A realistic thirty-year path would look uneven and almost boring at first. In the late 2020s, India should make packaging real, qualify the first fabs, produce mature-node chips for selected domestic sectors, train technicians at scale, and build supplier parks around actual factories rather than real-estate fantasies. In the 2030s, it should deepen mature-node manufacturing, compound semiconductors, automotive and industrial chips, advanced packaging, secure microcontrollers, domestic fabless firms, and selected equipment and materials niches. By the 2040s, if it has kept its nerve, India may be able to compete in more advanced manufacturing segments, especially if the industry itself shifts further toward chiplets, packaging-led performance, and domain-specific architectures rather than pure transistor shrinkage.

The hardest part will be resisting theatrical self-congratulation. The laity can be forgiven for not knowing what a wafer start is, why 28 nanometers still matters, why EUV tools are geopolitical objects, why a cleanroom is not just a clean room, or why yield is destiny. But policymakers, journalists, investors, and technical leaders cannot be forgiven for confusing assembly with sovereignty, announcements with capacity, or domestic branding with domestic capability. A country that wants to build chips must first build an immunity to its own applause.

The non-obvious architectural insight is this: semiconductor sufficiency is less about owning one spectacular fab and more about reducing the number of external veto points across a product class. If India can design, fabricate, package, test, qualify, secure, and maintain enough chips for power systems, automotive electronics, telecom infrastructure, defense subsystems, medical devices, identity hardware, and industrial controllers, then it gains meaningful sovereignty even without leading the world at 2 nanometers. If it imports every critical tool, every wafer, every material, every design block, and every expert, then even a shiny local fab remains a rented flag.

India should therefore define sufficiency by strategic coverage, not nationalist intoxication. The goal is not to make every chip in every iPhone. The goal is to ensure that a border crisis, pandemic, export ban, shipping shock, Taiwan Strait emergency, or supplier bankruptcy does not turn Indian infrastructure into a museum exhibit. That requires classification: which chips are essential, which are substitutable, which are security-sensitive, which need domestic production, which can come from trusted partners, which require stockpiles, and which are not worth chasing. This is dull work. Naturally, it is the work that matters.
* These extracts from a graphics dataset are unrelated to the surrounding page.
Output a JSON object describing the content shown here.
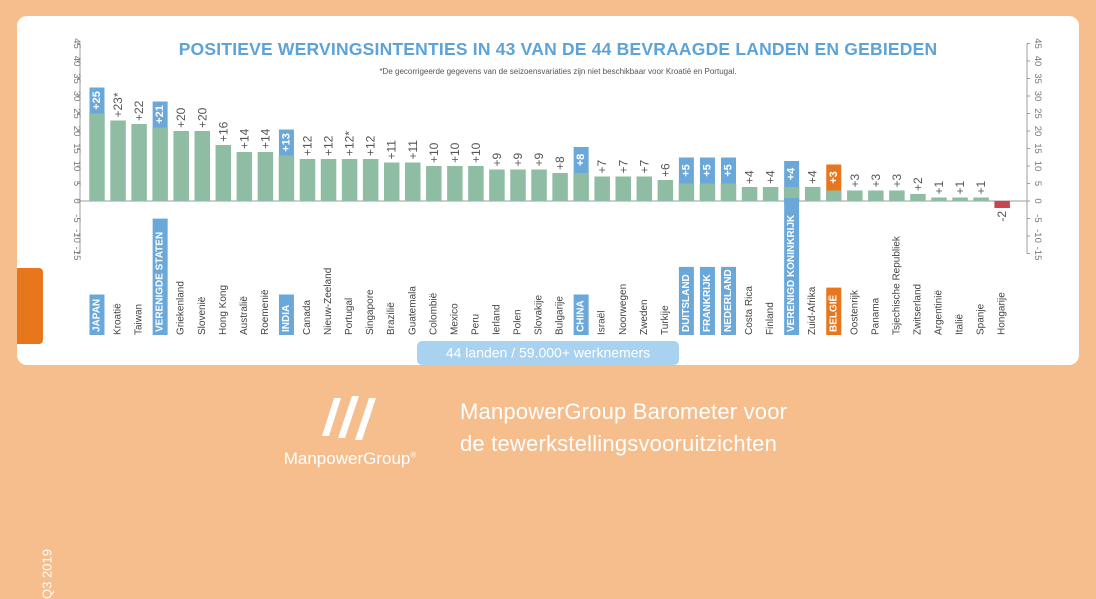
{
  "quarter": "Q3 2019",
  "brand": "ManpowerGroup",
  "brand_mark": "®",
  "tagline": [
    "ManpowerGroup Barometer voor",
    "de tewerkstellingsvooruitzichten"
  ],
  "icons": {
    "logo": "manpowergroup-logo"
  },
  "colors": {
    "bar": "#8ebda3",
    "negative_bar": "#c9454f",
    "highlight_blue": "#6aa8da",
    "highlight_orange": "#e8761c",
    "title": "#5ba3d9",
    "background": "#f6bd8d"
  },
  "chart_data": {
    "type": "bar",
    "title": "POSITIEVE WERVINGSINTENTIES IN 43 VAN DE 44 BEVRAAGDE LANDEN EN GEBIEDEN",
    "subtitle": "*De gecorrigeerde gegevens van de seizoensvariaties zijn niet beschikbaar voor Kroatië en Portugal.",
    "ylim": [
      -15,
      45
    ],
    "yticks": [
      "-15",
      "-10",
      "-5",
      "0",
      "5",
      "10",
      "15",
      "20",
      "25",
      "30",
      "35",
      "40",
      "45"
    ],
    "footer_badge": "44 landen / 59.000+ werknemers",
    "bars": [
      {
        "country": "JAPAN",
        "value": 25,
        "label": "+25",
        "highlight": "blue"
      },
      {
        "country": "Kroatië",
        "value": 23,
        "label": "+23*",
        "highlight": "none"
      },
      {
        "country": "Taiwan",
        "value": 22,
        "label": "+22",
        "highlight": "none"
      },
      {
        "country": "VERENIGDE STATEN",
        "value": 21,
        "label": "+21",
        "highlight": "blue"
      },
      {
        "country": "Griekenland",
        "value": 20,
        "label": "+20",
        "highlight": "none"
      },
      {
        "country": "Slovenië",
        "value": 20,
        "label": "+20",
        "highlight": "none"
      },
      {
        "country": "Hong Kong",
        "value": 16,
        "label": "+16",
        "highlight": "none"
      },
      {
        "country": "Australië",
        "value": 14,
        "label": "+14",
        "highlight": "none"
      },
      {
        "country": "Roemenië",
        "value": 14,
        "label": "+14",
        "highlight": "none"
      },
      {
        "country": "INDIA",
        "value": 13,
        "label": "+13",
        "highlight": "blue"
      },
      {
        "country": "Canada",
        "value": 12,
        "label": "+12",
        "highlight": "none"
      },
      {
        "country": "Nieuw-Zeeland",
        "value": 12,
        "label": "+12",
        "highlight": "none"
      },
      {
        "country": "Portugal",
        "value": 12,
        "label": "+12*",
        "highlight": "none"
      },
      {
        "country": "Singapore",
        "value": 12,
        "label": "+12",
        "highlight": "none"
      },
      {
        "country": "Brazilië",
        "value": 11,
        "label": "+11",
        "highlight": "none"
      },
      {
        "country": "Guatemala",
        "value": 11,
        "label": "+11",
        "highlight": "none"
      },
      {
        "country": "Colombië",
        "value": 10,
        "label": "+10",
        "highlight": "none"
      },
      {
        "country": "Mexico",
        "value": 10,
        "label": "+10",
        "highlight": "none"
      },
      {
        "country": "Peru",
        "value": 10,
        "label": "+10",
        "highlight": "none"
      },
      {
        "country": "Ierland",
        "value": 9,
        "label": "+9",
        "highlight": "none"
      },
      {
        "country": "Polen",
        "value": 9,
        "label": "+9",
        "highlight": "none"
      },
      {
        "country": "Slovakije",
        "value": 9,
        "label": "+9",
        "highlight": "none"
      },
      {
        "country": "Bulgarije",
        "value": 8,
        "label": "+8",
        "highlight": "none"
      },
      {
        "country": "CHINA",
        "value": 8,
        "label": "+8",
        "highlight": "blue"
      },
      {
        "country": "Israël",
        "value": 7,
        "label": "+7",
        "highlight": "none"
      },
      {
        "country": "Noorwegen",
        "value": 7,
        "label": "+7",
        "highlight": "none"
      },
      {
        "country": "Zweden",
        "value": 7,
        "label": "+7",
        "highlight": "none"
      },
      {
        "country": "Turkije",
        "value": 6,
        "label": "+6",
        "highlight": "none"
      },
      {
        "country": "DUITSLAND",
        "value": 5,
        "label": "+5",
        "highlight": "blue"
      },
      {
        "country": "FRANKRIJK",
        "value": 5,
        "label": "+5",
        "highlight": "blue"
      },
      {
        "country": "NEDERLAND",
        "value": 5,
        "label": "+5",
        "highlight": "blue"
      },
      {
        "country": "Costa Rica",
        "value": 4,
        "label": "+4",
        "highlight": "none"
      },
      {
        "country": "Finland",
        "value": 4,
        "label": "+4",
        "highlight": "none"
      },
      {
        "country": "VERENIGD KONINKRIJK",
        "value": 4,
        "label": "+4",
        "highlight": "blue"
      },
      {
        "country": "Zuid-Afrika",
        "value": 4,
        "label": "+4",
        "highlight": "none"
      },
      {
        "country": "BELGIË",
        "value": 3,
        "label": "+3",
        "highlight": "orange"
      },
      {
        "country": "Oostenrijk",
        "value": 3,
        "label": "+3",
        "highlight": "none"
      },
      {
        "country": "Panama",
        "value": 3,
        "label": "+3",
        "highlight": "none"
      },
      {
        "country": "Tsjechische Republiek",
        "value": 3,
        "label": "+3",
        "highlight": "none"
      },
      {
        "country": "Zwitserland",
        "value": 2,
        "label": "+2",
        "highlight": "none"
      },
      {
        "country": "Argentinië",
        "value": 1,
        "label": "+1",
        "highlight": "none"
      },
      {
        "country": "Italië",
        "value": 1,
        "label": "+1",
        "highlight": "none"
      },
      {
        "country": "Spanje",
        "value": 1,
        "label": "+1",
        "highlight": "none"
      },
      {
        "country": "Hongarije",
        "value": -2,
        "label": "-2",
        "highlight": "none"
      }
    ]
  }
}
A final warning: protectionism can build capability or preserve incompetence. The difference is performance pressure. India must protect learning, not laziness. Domestic firms should receive support, but with milestones, audits, customer validation, export ambition, and consequences. A subsidy without discipline is just a garland placed on an invoice. A national mission without technical honesty becomes a parade float. Very nice from a distance. Mostly plywood underneath.

India can become important in semiconductors. Not overnight. Not by chanting “self-reliance” into a microphone. Not by pretending that every ATMP unit is a moon landing. But by choosing the right layers of the stack, building patient institutions, welcoming foreign expertise without surrendering all learning, forcing local supplier formation, respecting technicians, protecting policy continuity, and measuring success in qualified products rather than televised confidence.

The chip world is not kind, but it is not closed. It rewards countries that can combine science with manufacturing, capital with patience, ambition with humiliation, and strategy with the willingness to make ten thousand small things work before claiming greatness. India has spent too long wanting the fruit without growing the orchard. The next decades will show whether it can tolerate the mud, grafting, pests, failed seasons, and unromantic labor by which orchards actually appear.